Intanto Cosa Nostra continua a imporre la sua legge del pizzo e a lucrare sugli appalti: come sempre, del resto. Certo, le retate contro capimafia, soldati e colletti bianchi non si fermano. La settimana scorsa, anche grazie a una serie di intercettazioni, la polizia ha eseguito 19 arresti: colpito un clan che si è infiltrato nel business degli appalti attraverso imprenditori e una rete di insospettabili che controllavano consorzi e società di primo piano nel mercato palermitano. Tra gli imprenditori coinvolti ce n'è uno - Vincenzo Rizzacasa - che aveva avuto il coraggio di portare in tribunale Confindustria Sicilia perché lo aveva sospeso dopo le prime inchieste che lo coinvolgevano. Chissà se adesso, dal carcere, continuerà a chiedere di essere reintegrato.
Intanto le casse del Comune sono rimaste vuote. I servizi sociali sono al collasso. Dopo i lunghi anni di dominio democristiano (dal sindaco-mafioso Vito Ciancimino al regno di Salvo Lima), c'è stato il periodo della "primavera" di Leoluca Orlando (1985-1990 e 1993-2000). Ma dal dicembre 2001 Palermo è guidata da Diego Cammarata, avvocato eletto con Forza Italia e poi col Pdl ed ex pupillo di Gianfranco Miccichè, che lo ha scaricato. Cammarata sostiene che se la città è invasa dai rifiuti non è colpa del Comune, e che lui può fare poco.
Certo è che l'anno scorso, a maggio, la Regione ha speso 750 mila euro per fronteggiare l'emergenza-immondizia. Dodici mesi dopo, la situazione è solo peggiorata: cumuli di immondizia per strada, roghi di cassonetti e di rifiuti nelle notti, la discarica sulla montagna di Bellolampo ormai satura e destinata a riempirsi entro la fine dell'anno. Le periferie sono costrette allo spettacolo di cassonetti pieni di rifiuti per giorni.
Cammarata dal 30 maggio è iscritto nel registro degli indagati: "disastro ecologico" è il reato ipotizzato dai sostituti procuratori Gery Ferrara e Maria Teresa Maligno. In sintesi: nella discarica si è formato un lago di percolato (il liquido tossico prodotto dai rifiuti abbandonati) che potrebbe aver inquinato la falda acquifera che attraversa la città fino a mare. "Non ho poteri diretti sulla gestione della discarica" si è difeso il sindaco appena avuto notizia dell'atto della procura.

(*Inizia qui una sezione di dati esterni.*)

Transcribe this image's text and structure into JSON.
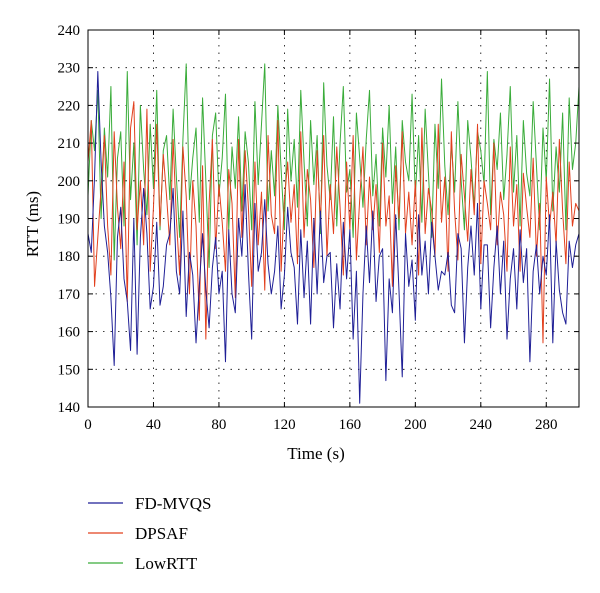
{
  "chart_data": {
    "type": "line",
    "xlabel": "Time (s)",
    "ylabel": "RTT (ms)",
    "xlim": [
      0,
      300
    ],
    "ylim": [
      140,
      240
    ],
    "xticks": [
      0,
      40,
      80,
      120,
      160,
      200,
      240,
      280
    ],
    "yticks": [
      140,
      150,
      160,
      170,
      180,
      190,
      200,
      210,
      220,
      230,
      240
    ],
    "grid": true,
    "legend_position": "bottom-left",
    "series": [
      {
        "name": "FD-MVQS",
        "color": "#1f1f96",
        "x": [
          0,
          2,
          4,
          6,
          8,
          10,
          12,
          14,
          16,
          18,
          20,
          22,
          24,
          26,
          28,
          30,
          32,
          34,
          36,
          38,
          40,
          42,
          44,
          46,
          48,
          50,
          52,
          54,
          56,
          58,
          60,
          62,
          64,
          66,
          68,
          70,
          72,
          74,
          76,
          78,
          80,
          82,
          84,
          86,
          88,
          90,
          92,
          94,
          96,
          98,
          100,
          102,
          104,
          106,
          108,
          110,
          112,
          114,
          116,
          118,
          120,
          122,
          124,
          126,
          128,
          130,
          132,
          134,
          136,
          138,
          140,
          142,
          144,
          146,
          148,
          150,
          152,
          154,
          156,
          158,
          160,
          162,
          164,
          166,
          168,
          170,
          172,
          174,
          176,
          178,
          180,
          182,
          184,
          186,
          188,
          190,
          192,
          194,
          196,
          198,
          200,
          202,
          204,
          206,
          208,
          210,
          212,
          214,
          216,
          218,
          220,
          222,
          224,
          226,
          228,
          230,
          232,
          234,
          236,
          238,
          240,
          242,
          244,
          246,
          248,
          250,
          252,
          254,
          256,
          258,
          260,
          262,
          264,
          266,
          268,
          270,
          272,
          274,
          276,
          278,
          280,
          282,
          284,
          286,
          288,
          290,
          292,
          294,
          296,
          298,
          300
        ],
        "values": [
          186,
          181,
          201,
          229,
          205,
          188,
          181,
          169,
          151,
          185,
          193,
          174,
          168,
          155,
          190,
          154,
          185,
          198,
          186,
          166,
          172,
          189,
          167,
          172,
          183,
          186,
          198,
          176,
          170,
          192,
          164,
          181,
          175,
          157,
          172,
          186,
          171,
          161,
          177,
          185,
          170,
          176,
          152,
          187,
          170,
          165,
          190,
          180,
          199,
          176,
          158,
          194,
          176,
          181,
          195,
          178,
          170,
          176,
          188,
          166,
          175,
          193,
          181,
          177,
          162,
          187,
          169,
          184,
          162,
          190,
          170,
          192,
          173,
          180,
          181,
          161,
          178,
          166,
          189,
          174,
          187,
          158,
          176,
          141,
          170,
          188,
          173,
          192,
          168,
          180,
          182,
          147,
          174,
          165,
          191,
          171,
          148,
          186,
          172,
          179,
          163,
          191,
          175,
          184,
          170,
          189,
          180,
          171,
          176,
          175,
          181,
          167,
          165,
          186,
          182,
          157,
          177,
          188,
          175,
          194,
          166,
          183,
          183,
          161,
          177,
          188,
          170,
          184,
          158,
          174,
          182,
          166,
          187,
          173,
          182,
          152,
          176,
          183,
          170,
          180,
          175,
          191,
          157,
          184,
          171,
          165,
          162,
          184,
          177,
          183,
          186
        ]
      },
      {
        "name": "DPSAF",
        "color": "#e2401e",
        "x": [
          0,
          2,
          4,
          6,
          8,
          10,
          12,
          14,
          16,
          18,
          20,
          22,
          24,
          26,
          28,
          30,
          32,
          34,
          36,
          38,
          40,
          42,
          44,
          46,
          48,
          50,
          52,
          54,
          56,
          58,
          60,
          62,
          64,
          66,
          68,
          70,
          72,
          74,
          76,
          78,
          80,
          82,
          84,
          86,
          88,
          90,
          92,
          94,
          96,
          98,
          100,
          102,
          104,
          106,
          108,
          110,
          112,
          114,
          116,
          118,
          120,
          122,
          124,
          126,
          128,
          130,
          132,
          134,
          136,
          138,
          140,
          142,
          144,
          146,
          148,
          150,
          152,
          154,
          156,
          158,
          160,
          162,
          164,
          166,
          168,
          170,
          172,
          174,
          176,
          178,
          180,
          182,
          184,
          186,
          188,
          190,
          192,
          194,
          196,
          198,
          200,
          202,
          204,
          206,
          208,
          210,
          212,
          214,
          216,
          218,
          220,
          222,
          224,
          226,
          228,
          230,
          232,
          234,
          236,
          238,
          240,
          242,
          244,
          246,
          248,
          250,
          252,
          254,
          256,
          258,
          260,
          262,
          264,
          266,
          268,
          270,
          272,
          274,
          276,
          278,
          280,
          282,
          284,
          286,
          288,
          290,
          292,
          294,
          296,
          298,
          300
        ],
        "values": [
          205,
          216,
          172,
          185,
          198,
          212,
          188,
          175,
          213,
          193,
          182,
          205,
          168,
          214,
          221,
          187,
          200,
          183,
          219,
          176,
          193,
          215,
          188,
          207,
          196,
          183,
          211,
          190,
          175,
          209,
          196,
          170,
          200,
          188,
          163,
          204,
          158,
          194,
          211,
          182,
          199,
          189,
          176,
          203,
          194,
          169,
          211,
          185,
          208,
          193,
          172,
          205,
          183,
          197,
          171,
          212,
          191,
          186,
          216,
          176,
          195,
          205,
          189,
          199,
          178,
          213,
          185,
          203,
          195,
          177,
          208,
          189,
          212,
          180,
          199,
          186,
          209,
          193,
          175,
          205,
          187,
          212,
          179,
          195,
          209,
          183,
          201,
          187,
          199,
          181,
          210,
          188,
          196,
          172,
          204,
          190,
          213,
          186,
          197,
          183,
          200,
          175,
          214,
          186,
          198,
          192,
          180,
          215,
          189,
          201,
          176,
          213,
          192,
          179,
          207,
          196,
          184,
          203,
          191,
          215,
          178,
          200,
          194,
          187,
          210,
          183,
          197,
          191,
          176,
          209,
          188,
          199,
          176,
          202,
          193,
          185,
          206,
          180,
          194,
          157,
          201,
          188,
          197,
          183,
          211,
          192,
          178,
          205,
          188,
          194,
          192
        ]
      },
      {
        "name": "LowRTT",
        "color": "#3aac3a",
        "x": [
          0,
          2,
          4,
          6,
          8,
          10,
          12,
          14,
          16,
          18,
          20,
          22,
          24,
          26,
          28,
          30,
          32,
          34,
          36,
          38,
          40,
          42,
          44,
          46,
          48,
          50,
          52,
          54,
          56,
          58,
          60,
          62,
          64,
          66,
          68,
          70,
          72,
          74,
          76,
          78,
          80,
          82,
          84,
          86,
          88,
          90,
          92,
          94,
          96,
          98,
          100,
          102,
          104,
          106,
          108,
          110,
          112,
          114,
          116,
          118,
          120,
          122,
          124,
          126,
          128,
          130,
          132,
          134,
          136,
          138,
          140,
          142,
          144,
          146,
          148,
          150,
          152,
          154,
          156,
          158,
          160,
          162,
          164,
          166,
          168,
          170,
          172,
          174,
          176,
          178,
          180,
          182,
          184,
          186,
          188,
          190,
          192,
          194,
          196,
          198,
          200,
          202,
          204,
          206,
          208,
          210,
          212,
          214,
          216,
          218,
          220,
          222,
          224,
          226,
          228,
          230,
          232,
          234,
          236,
          238,
          240,
          242,
          244,
          246,
          248,
          250,
          252,
          254,
          256,
          258,
          260,
          262,
          264,
          266,
          268,
          270,
          272,
          274,
          276,
          278,
          280,
          282,
          284,
          286,
          288,
          290,
          292,
          294,
          296,
          298,
          300
        ],
        "values": [
          196,
          216,
          208,
          224,
          190,
          214,
          201,
          225,
          179,
          206,
          213,
          188,
          229,
          195,
          210,
          183,
          220,
          203,
          191,
          215,
          198,
          224,
          187,
          208,
          212,
          195,
          219,
          201,
          185,
          211,
          231,
          195,
          206,
          214,
          189,
          222,
          200,
          177,
          212,
          218,
          196,
          206,
          223,
          187,
          209,
          198,
          217,
          192,
          213,
          205,
          187,
          221,
          199,
          215,
          231,
          192,
          208,
          196,
          220,
          203,
          187,
          219,
          200,
          211,
          193,
          224,
          205,
          188,
          216,
          199,
          212,
          186,
          226,
          204,
          195,
          217,
          188,
          210,
          225,
          197,
          203,
          185,
          218,
          206,
          193,
          211,
          224,
          196,
          207,
          188,
          214,
          201,
          220,
          194,
          209,
          187,
          216,
          205,
          200,
          223,
          196,
          212,
          189,
          219,
          202,
          185,
          215,
          198,
          227,
          204,
          191,
          210,
          197,
          221,
          200,
          187,
          216,
          206,
          193,
          213,
          208,
          199,
          229,
          191,
          211,
          203,
          218,
          195,
          207,
          225,
          197,
          212,
          188,
          216,
          202,
          196,
          221,
          204,
          187,
          214,
          200,
          227,
          192,
          209,
          197,
          218,
          187,
          222,
          203,
          210,
          225
        ]
      }
    ]
  }
}
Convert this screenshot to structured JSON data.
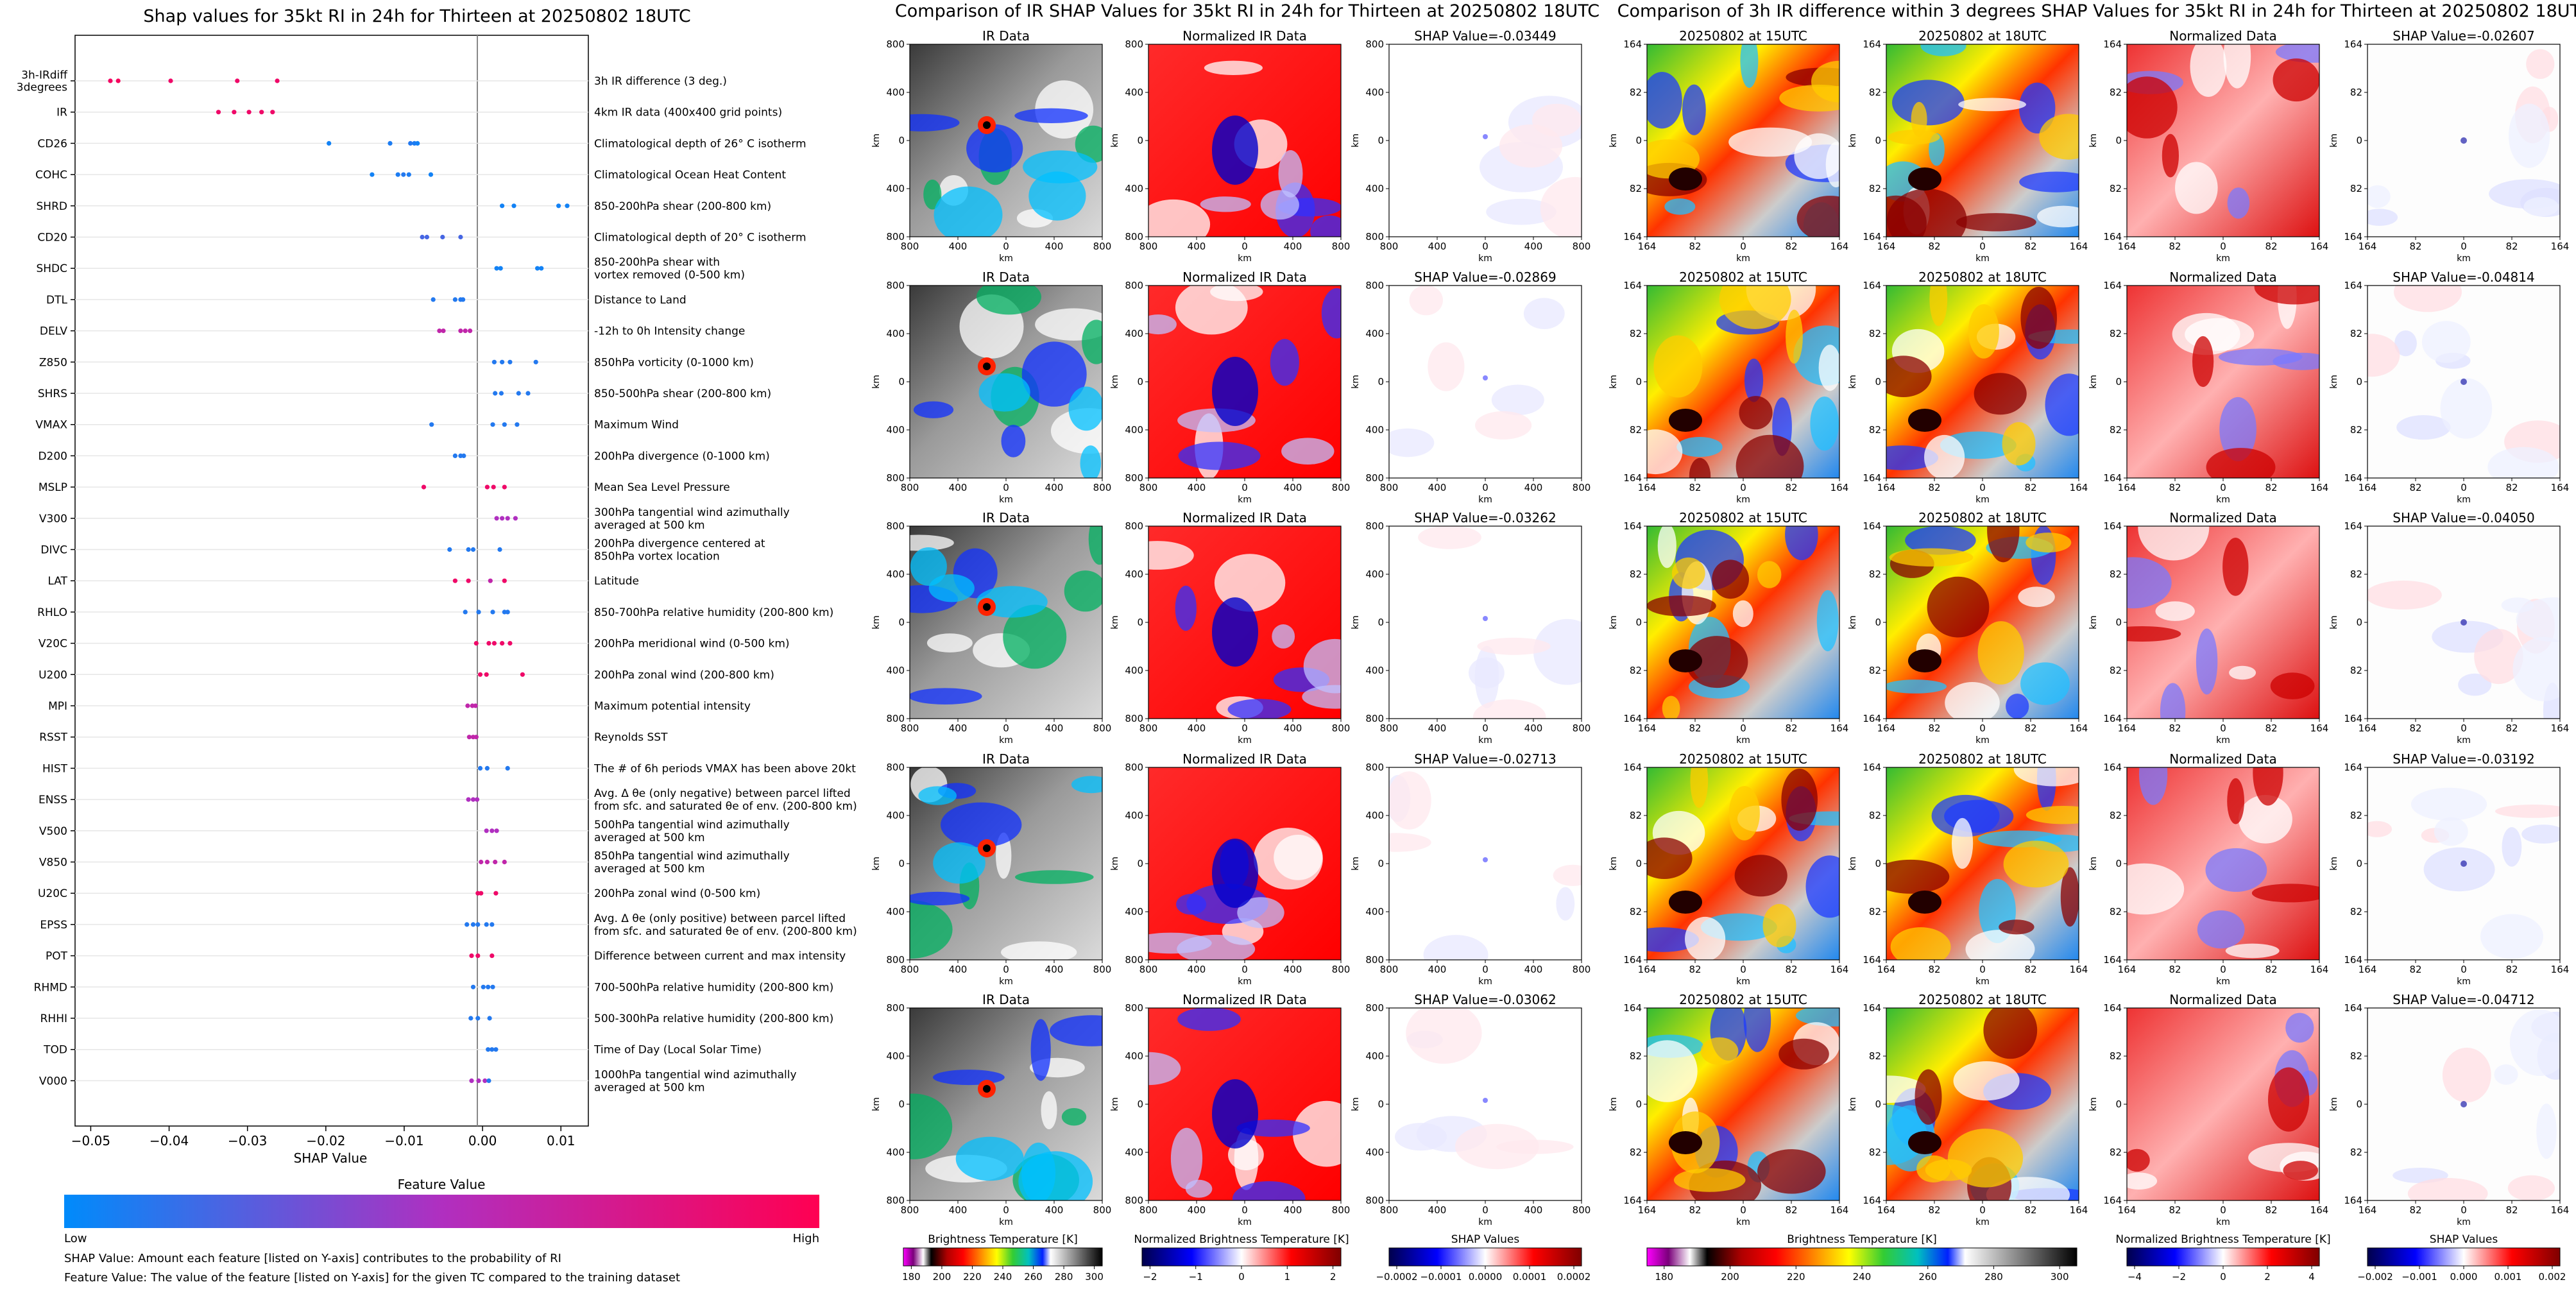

Mentre i cumuli di rifiuti si accatastano lungo le strade per giorni, i commissari liquidatori dell'Amia (Azienda municipalizzata per l'igiene ambientale) fanno i salti mortali per salvare il salvabile. L'indagine della procura contro i vertici dell'Amia allora retta da Enzo Galioto (che ora è stato promosso senatore del Pdl) si è fermata per un problema tecnico, che però è anche politico. Infatti il falso in bilancio dell'Amia doveva essere perseguito su querela di parte. E il sindaco Cammarata, grande sponsor e collega di partito di Galioto, non ha attivato la procedura di legge.